Today’s teenagers have an abundance of digital diversions and instant gratifications at their disposal. Yet for this richness of entertainment options, adolescents in recent years might be more bored than their historical predecessors, at least according to a newly published study.
The study surveyed over 100,000 eighth-, tenth- and twelfth-graders between the years 2008 and 2017. Because the study was done over the course of a decade, its authors were able to consider both how individual teenagers’ levels of boredom changed with age, and how typical levels of boredom for a given age group fluctuated historically.
According to the results of the study, the most boring year of adolescence is tenth grade. Overall, that’s when teenagers reported being most bored, although when the researchers broke the data down by sex they found that girls’ levels of boredom peaked earlier than boys.
Examining how the data changed over time, the researchers discovered that average levels of boredom increased over the duration of the study. In other words, the average adolescent in 2017 was more bored overall than the average adolescent in 2008.
As the researchers point out, this trend is associated with changes in how teenagers spend their time. Teenagers are far more hooked into social media than even a decade ago, with the average twelfth-grader spending twice as much time online in 2016 as in 2006. Compared to teenagers in the 1970s, teenagers in recent years have been going out with their friends less, going on fewer dates, and spending more time alone.
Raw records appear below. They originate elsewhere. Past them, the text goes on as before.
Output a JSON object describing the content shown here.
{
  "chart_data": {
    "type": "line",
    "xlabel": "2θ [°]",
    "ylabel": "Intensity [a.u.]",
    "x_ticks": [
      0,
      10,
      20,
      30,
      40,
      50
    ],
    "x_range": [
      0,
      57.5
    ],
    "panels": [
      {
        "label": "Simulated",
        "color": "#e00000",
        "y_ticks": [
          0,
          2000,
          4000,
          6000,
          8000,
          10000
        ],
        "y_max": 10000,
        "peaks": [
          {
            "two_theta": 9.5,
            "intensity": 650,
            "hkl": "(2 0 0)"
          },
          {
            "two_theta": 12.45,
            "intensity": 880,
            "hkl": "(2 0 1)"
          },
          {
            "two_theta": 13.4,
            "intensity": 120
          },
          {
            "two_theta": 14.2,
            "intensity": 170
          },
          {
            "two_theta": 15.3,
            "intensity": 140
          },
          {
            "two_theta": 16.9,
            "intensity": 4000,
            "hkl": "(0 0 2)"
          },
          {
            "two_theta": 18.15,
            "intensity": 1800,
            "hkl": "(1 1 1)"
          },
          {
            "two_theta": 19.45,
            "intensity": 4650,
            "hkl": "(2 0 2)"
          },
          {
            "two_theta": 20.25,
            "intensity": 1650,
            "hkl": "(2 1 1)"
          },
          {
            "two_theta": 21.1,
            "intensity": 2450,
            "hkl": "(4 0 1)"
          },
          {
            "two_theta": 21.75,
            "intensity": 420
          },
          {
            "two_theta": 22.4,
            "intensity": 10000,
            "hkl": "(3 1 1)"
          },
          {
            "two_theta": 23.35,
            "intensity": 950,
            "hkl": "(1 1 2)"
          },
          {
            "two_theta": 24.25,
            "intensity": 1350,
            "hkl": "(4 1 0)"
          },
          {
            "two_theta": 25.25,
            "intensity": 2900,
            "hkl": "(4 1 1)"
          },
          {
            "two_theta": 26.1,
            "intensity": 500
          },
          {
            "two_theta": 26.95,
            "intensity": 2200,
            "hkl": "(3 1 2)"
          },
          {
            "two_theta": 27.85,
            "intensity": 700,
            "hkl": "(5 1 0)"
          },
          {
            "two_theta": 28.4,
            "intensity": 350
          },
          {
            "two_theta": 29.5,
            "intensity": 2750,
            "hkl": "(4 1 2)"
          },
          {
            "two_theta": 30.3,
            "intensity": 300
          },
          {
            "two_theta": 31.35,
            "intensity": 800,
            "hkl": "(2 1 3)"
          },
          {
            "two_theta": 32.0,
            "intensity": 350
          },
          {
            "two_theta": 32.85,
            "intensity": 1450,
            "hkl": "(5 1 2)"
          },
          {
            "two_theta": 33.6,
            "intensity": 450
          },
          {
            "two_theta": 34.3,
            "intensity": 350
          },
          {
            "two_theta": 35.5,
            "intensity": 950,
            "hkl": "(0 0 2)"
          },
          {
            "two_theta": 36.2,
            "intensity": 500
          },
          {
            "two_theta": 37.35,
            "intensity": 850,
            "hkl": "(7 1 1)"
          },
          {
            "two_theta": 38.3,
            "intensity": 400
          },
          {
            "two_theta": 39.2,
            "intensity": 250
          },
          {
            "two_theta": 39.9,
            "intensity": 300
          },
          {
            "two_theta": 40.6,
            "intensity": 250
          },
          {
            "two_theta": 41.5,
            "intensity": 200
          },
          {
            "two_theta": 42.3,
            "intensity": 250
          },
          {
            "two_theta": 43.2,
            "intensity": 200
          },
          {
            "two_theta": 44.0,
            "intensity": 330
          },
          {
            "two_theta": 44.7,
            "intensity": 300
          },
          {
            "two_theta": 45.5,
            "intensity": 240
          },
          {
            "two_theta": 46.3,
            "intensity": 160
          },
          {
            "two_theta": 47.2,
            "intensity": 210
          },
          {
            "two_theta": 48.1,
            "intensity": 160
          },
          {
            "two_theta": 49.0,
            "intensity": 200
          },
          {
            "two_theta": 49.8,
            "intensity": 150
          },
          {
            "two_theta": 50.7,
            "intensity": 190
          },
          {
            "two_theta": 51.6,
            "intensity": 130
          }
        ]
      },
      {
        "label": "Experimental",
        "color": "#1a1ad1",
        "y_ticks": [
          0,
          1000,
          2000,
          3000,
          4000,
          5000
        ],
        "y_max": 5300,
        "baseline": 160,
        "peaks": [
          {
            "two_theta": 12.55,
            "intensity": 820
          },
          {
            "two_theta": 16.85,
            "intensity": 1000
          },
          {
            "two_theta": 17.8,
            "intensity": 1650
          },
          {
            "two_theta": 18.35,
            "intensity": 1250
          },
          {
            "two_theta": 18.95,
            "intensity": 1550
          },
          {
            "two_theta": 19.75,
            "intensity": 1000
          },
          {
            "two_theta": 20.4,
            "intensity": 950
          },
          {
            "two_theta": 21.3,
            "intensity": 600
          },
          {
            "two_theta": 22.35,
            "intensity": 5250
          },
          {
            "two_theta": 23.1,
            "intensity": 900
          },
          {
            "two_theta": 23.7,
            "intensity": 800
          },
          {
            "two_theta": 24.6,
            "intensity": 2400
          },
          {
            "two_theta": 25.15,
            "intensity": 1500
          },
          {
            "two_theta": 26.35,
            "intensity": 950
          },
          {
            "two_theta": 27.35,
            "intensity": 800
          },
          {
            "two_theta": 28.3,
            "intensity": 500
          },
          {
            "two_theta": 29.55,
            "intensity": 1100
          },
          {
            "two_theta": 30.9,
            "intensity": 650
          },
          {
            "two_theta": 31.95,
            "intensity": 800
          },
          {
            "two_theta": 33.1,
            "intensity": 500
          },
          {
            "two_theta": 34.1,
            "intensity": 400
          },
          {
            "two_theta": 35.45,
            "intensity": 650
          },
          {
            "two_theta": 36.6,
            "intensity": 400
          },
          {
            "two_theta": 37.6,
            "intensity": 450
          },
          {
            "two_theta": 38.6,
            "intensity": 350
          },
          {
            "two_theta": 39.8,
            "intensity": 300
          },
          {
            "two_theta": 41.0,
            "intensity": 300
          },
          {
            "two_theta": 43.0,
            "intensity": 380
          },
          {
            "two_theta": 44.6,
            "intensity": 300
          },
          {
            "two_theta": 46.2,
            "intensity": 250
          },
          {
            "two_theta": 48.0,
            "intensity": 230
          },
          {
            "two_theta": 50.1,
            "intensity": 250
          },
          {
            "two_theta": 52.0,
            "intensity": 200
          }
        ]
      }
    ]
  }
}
The study on teenager boredom didn’t collect data on specific reasons today’s adolescents might be more bored. Still, it seems reasonable to speculate that higher boredom levels might be part of larger society-wide shifts in teenagers’ mental health and use of leisure time. Increasing digital media use could be part of that shift, although there’s no reason to assume it’s the whole story. Ultimately, the authors of the study suggest that “Perhaps, boredom is simply one more indicator of adolescent dissatisfaction with how their time is spent.”
I’m not going to overdramatize this finding and suggest that an increase in teenagers’ levels of boredom heralds an era of social collapse and disintegration. But it does point to generational shifts in mental health that we should be aware of and, ideally, try to learn something from.